# Problem loading 3rd party patches in Diva



## khollister (Sep 20, 2017)

I just reinstalled Diva over an older demo (Windows 10) and authorized it. I purchased several sound sets (TheUnfinished & Luftrum) and copied the patches into the appropriate folders. The patches show up in the Diva browser, the name shows as selected when I click on one, but they don't actually load - the info and parameters don't change and the previous factory patch still sounds.

I know I have them in the right folder since they do show up in the browser. Any ideas?


----------



## synthpunk (Sep 20, 2017)

Restart DAW, make sure you have the latest version 3898 of Diva ?

I'm sure you'll get some hits on your KVR thread as well.


----------



## khollister (Sep 20, 2017)

Actually, I have 4078. And, yes I tried restarting Cubase too.


----------



## khollister (Sep 20, 2017)

I have one soundset that works correctly (Synthwave). Interestingly, the ones that don't work have patch names starting with "._" I have unzipped the files again but get the same thing.It's like the patches are corrupted somehow.

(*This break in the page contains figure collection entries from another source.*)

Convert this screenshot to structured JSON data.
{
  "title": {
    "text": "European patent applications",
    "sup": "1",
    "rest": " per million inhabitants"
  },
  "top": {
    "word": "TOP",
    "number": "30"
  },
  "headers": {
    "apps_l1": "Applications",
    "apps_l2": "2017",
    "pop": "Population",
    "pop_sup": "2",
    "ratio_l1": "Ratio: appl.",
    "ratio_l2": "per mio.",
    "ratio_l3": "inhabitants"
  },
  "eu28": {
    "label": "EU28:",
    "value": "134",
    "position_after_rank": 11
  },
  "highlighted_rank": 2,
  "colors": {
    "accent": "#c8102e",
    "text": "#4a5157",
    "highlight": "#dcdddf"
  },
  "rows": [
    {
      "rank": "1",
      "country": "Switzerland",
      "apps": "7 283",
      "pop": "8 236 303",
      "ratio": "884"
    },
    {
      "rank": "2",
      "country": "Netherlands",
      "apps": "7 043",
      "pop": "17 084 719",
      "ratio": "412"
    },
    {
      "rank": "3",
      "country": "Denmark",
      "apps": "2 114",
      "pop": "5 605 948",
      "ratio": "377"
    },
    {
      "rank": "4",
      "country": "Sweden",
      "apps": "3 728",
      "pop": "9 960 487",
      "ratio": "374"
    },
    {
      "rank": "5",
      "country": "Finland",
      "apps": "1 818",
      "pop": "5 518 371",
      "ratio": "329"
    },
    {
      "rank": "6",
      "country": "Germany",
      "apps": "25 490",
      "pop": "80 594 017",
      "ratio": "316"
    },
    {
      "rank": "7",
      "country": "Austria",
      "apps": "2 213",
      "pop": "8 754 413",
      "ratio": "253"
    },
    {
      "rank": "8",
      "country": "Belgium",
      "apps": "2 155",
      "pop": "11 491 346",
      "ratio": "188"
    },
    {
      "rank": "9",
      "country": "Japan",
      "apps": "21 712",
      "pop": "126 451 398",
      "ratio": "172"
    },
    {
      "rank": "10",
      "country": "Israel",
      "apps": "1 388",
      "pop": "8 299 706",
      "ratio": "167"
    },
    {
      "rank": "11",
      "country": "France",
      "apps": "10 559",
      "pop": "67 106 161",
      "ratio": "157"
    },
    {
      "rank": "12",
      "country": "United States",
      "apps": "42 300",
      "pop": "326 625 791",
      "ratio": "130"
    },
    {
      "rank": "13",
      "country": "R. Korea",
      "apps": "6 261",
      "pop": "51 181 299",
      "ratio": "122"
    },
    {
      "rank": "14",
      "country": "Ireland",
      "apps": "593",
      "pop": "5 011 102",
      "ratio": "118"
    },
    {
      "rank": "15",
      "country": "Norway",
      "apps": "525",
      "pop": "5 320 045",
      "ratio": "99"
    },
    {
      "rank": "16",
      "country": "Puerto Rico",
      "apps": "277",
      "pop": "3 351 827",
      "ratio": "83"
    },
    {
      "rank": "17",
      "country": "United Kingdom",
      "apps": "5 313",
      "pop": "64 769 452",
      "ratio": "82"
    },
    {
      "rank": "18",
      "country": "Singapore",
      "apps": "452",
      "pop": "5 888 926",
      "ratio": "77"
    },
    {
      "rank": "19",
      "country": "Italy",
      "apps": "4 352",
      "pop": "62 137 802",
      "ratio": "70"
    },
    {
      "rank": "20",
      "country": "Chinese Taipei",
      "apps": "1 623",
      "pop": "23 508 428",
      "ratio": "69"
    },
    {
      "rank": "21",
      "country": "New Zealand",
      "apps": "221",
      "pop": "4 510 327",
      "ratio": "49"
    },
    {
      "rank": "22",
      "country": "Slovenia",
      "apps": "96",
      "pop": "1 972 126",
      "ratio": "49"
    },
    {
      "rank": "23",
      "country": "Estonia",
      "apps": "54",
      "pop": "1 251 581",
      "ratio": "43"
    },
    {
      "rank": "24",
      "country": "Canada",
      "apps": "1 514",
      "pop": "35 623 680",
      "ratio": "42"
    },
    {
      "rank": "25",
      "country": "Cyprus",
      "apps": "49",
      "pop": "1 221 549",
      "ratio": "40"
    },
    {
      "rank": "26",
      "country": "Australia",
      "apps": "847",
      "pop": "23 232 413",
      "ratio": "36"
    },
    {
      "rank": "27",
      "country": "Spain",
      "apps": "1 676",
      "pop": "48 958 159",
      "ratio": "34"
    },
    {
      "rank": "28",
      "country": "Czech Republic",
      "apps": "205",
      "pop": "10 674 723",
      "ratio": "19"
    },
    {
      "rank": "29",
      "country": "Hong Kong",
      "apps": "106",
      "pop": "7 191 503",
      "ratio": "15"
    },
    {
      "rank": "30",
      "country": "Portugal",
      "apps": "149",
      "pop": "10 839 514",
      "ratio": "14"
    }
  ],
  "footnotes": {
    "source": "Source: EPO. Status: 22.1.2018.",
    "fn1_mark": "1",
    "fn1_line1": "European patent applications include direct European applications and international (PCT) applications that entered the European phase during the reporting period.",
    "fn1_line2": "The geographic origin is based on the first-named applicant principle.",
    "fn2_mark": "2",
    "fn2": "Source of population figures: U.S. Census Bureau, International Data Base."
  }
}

UPDATE - what is actually happening is I have 2 versions of every patch, the one that works (e.g. ARP Poseidon) and a second one that doesn't (e.g. ._ARP Poseidon).

WTH?

SOLVED! - I unzipped the files on a Mac and there were ._ versions of all the files which I couldnt see in the folder until I turned on hidden file visibility. What a moron!


----------



## synthpunk (Sep 21, 2017)

Looks like Diva is up to 5541 (1.4.2) now btw with nks support. 
http://www.kvraudio.com/forum/viewtopic.php?f=31&t=481455

Now if we could get Zebra 2.8 and Pro-5 with this new patch browser I keep reading about  I think Uli definitely needs a project manager.



khollister said:


> Actually, I have 4078. And, yes I tried restarting Cubase too.


----------



## khollister (Sep 21, 2017)

synthpunk said:


> Looks like Diva is up to 5541 (1.4.2) now btw with nks support.
> http://www.kvraudio.com/forum/viewtopic.php?f=31&t=481455
> 
> Now if we could get Zebra 2.8 and Pro-5 with this new patch browser I keep reading about  I think Uli definitely needs a project manager.



That's a beta. 1.4.1 which I have already has NKS support.


----------